Before we can discuss offer rejection, we must define what we classify as an offer.

In B2B marketing, an offer may be a topic area or an asset.

  • A topic area. This is the focus area of the asset (e.g. specific use case or solution area) that was offered to the contact.
  • An asset or asset category. This is the actual asset offered to the contact (e.g. a specific calculator or white paper). This can also be an asset category (e.g. white papers vs. webinars vs. short, four-minute on-demand videos).

Offer acceptance analysis examines a contact’s offer engagement with the goal of helping marketers better understand the contact’s areas of interest (e.g. issues, solutions, products) and preferred content format (e.g. case studies, whitepapers, events). Marketers can use this insight to drive more effective targeting and messaging in their demand creation efforts to increase conversion rates.

On the other hand, offer rejection analysis – looking at the types of assets and/or promotions a contact opts not engage with – also provides insight into a contact’s area of interest by pinpointing what he or she is not interested in. Using the insights from offer rejections, a marketing team can more effectively determine the next best offer for a contact, which can help boost demand creation effectiveness. However, measuring offer rejection is not as clear-cut, nor is it frequently used by most B2B organizations.

Offer Rejection Analysis

In order to determine what comprises offer rejection, an organization needs to analyze its response history. The point at which an offer is defined as “rejected” can vary quite a bit among organizations due to differences in solution offerings, demand creation tactics employed and messaging effectiveness.

When performing this analysis, determine what percentage of the people who were presented with an offer and did not take it, ended up engaging the offer when it was presented a second time, a third time, etc. To give this exercise a timeframe, use the total length of the buying cycle for the solution in question (from awareness phase to purchase).

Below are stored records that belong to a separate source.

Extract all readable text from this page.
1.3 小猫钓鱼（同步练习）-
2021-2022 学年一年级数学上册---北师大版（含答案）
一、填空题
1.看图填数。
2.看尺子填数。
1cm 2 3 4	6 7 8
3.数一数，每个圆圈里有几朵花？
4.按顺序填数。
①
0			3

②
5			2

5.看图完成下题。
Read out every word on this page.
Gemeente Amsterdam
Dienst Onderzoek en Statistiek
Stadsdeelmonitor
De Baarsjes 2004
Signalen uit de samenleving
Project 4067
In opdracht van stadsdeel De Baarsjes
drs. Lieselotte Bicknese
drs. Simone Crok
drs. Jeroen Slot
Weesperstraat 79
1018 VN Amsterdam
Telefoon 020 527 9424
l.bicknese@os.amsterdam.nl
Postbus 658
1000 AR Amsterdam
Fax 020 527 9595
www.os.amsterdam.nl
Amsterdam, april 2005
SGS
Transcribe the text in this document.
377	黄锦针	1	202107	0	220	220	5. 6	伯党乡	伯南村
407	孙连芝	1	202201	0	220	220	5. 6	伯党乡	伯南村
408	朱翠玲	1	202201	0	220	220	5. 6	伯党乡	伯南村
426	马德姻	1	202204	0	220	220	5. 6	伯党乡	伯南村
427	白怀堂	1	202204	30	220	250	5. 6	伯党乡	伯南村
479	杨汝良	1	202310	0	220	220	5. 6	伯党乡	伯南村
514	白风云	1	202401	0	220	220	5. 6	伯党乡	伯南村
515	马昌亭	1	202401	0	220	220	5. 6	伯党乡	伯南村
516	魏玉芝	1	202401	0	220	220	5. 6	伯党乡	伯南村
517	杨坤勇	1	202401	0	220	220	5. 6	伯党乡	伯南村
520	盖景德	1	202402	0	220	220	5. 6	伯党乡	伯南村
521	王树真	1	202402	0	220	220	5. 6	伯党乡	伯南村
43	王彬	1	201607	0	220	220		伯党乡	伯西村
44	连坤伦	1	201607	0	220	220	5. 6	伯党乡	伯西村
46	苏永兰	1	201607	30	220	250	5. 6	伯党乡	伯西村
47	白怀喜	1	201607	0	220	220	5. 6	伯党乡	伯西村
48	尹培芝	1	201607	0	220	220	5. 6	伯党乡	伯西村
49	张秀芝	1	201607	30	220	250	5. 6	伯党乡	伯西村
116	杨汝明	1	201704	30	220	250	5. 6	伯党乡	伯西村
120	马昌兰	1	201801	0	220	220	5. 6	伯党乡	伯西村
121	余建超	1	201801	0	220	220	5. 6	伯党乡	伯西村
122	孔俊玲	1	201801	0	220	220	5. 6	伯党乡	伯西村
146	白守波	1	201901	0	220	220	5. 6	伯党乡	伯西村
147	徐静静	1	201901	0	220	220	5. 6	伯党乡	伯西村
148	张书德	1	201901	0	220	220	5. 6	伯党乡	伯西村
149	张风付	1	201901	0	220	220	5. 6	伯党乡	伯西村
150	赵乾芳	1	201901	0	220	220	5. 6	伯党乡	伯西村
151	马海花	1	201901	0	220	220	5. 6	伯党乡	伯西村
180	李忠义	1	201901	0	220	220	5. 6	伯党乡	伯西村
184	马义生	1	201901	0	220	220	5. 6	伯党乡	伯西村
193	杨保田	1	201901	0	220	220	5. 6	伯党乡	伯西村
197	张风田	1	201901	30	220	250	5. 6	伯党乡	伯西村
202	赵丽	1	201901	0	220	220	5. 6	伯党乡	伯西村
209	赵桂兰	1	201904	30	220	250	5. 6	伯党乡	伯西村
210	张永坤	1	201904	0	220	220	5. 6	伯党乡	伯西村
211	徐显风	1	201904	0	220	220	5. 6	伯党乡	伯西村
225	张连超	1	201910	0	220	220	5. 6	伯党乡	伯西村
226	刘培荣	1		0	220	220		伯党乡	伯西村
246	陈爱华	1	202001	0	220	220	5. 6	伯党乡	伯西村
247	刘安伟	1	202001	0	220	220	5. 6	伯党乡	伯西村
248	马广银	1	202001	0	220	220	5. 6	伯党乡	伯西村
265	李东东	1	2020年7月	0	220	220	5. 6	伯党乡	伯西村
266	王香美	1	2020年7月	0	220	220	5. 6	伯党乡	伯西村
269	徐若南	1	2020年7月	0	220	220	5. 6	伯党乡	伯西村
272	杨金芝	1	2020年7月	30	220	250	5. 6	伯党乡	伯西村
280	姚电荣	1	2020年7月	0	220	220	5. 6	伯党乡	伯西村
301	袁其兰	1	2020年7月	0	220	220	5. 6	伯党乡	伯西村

This analysis should be done using three lenses:

  • Persona. The different role profiles the marketing organization has defined.
  • Offer paired with delivery mechanism. The delivery mechanism (e.g. triggered email, batch email, physical mailer retargeting).
  • Buying stage. When the offer was made in the buying cycle (often measured by where the contact was within the sales cycle).

Through this analysis, an organization can more effectively define the likelihood of an offer being accepted the second, third or fourth time it is presented to a contact and enables the marketing organization to base its definition of offer rejection on historical data.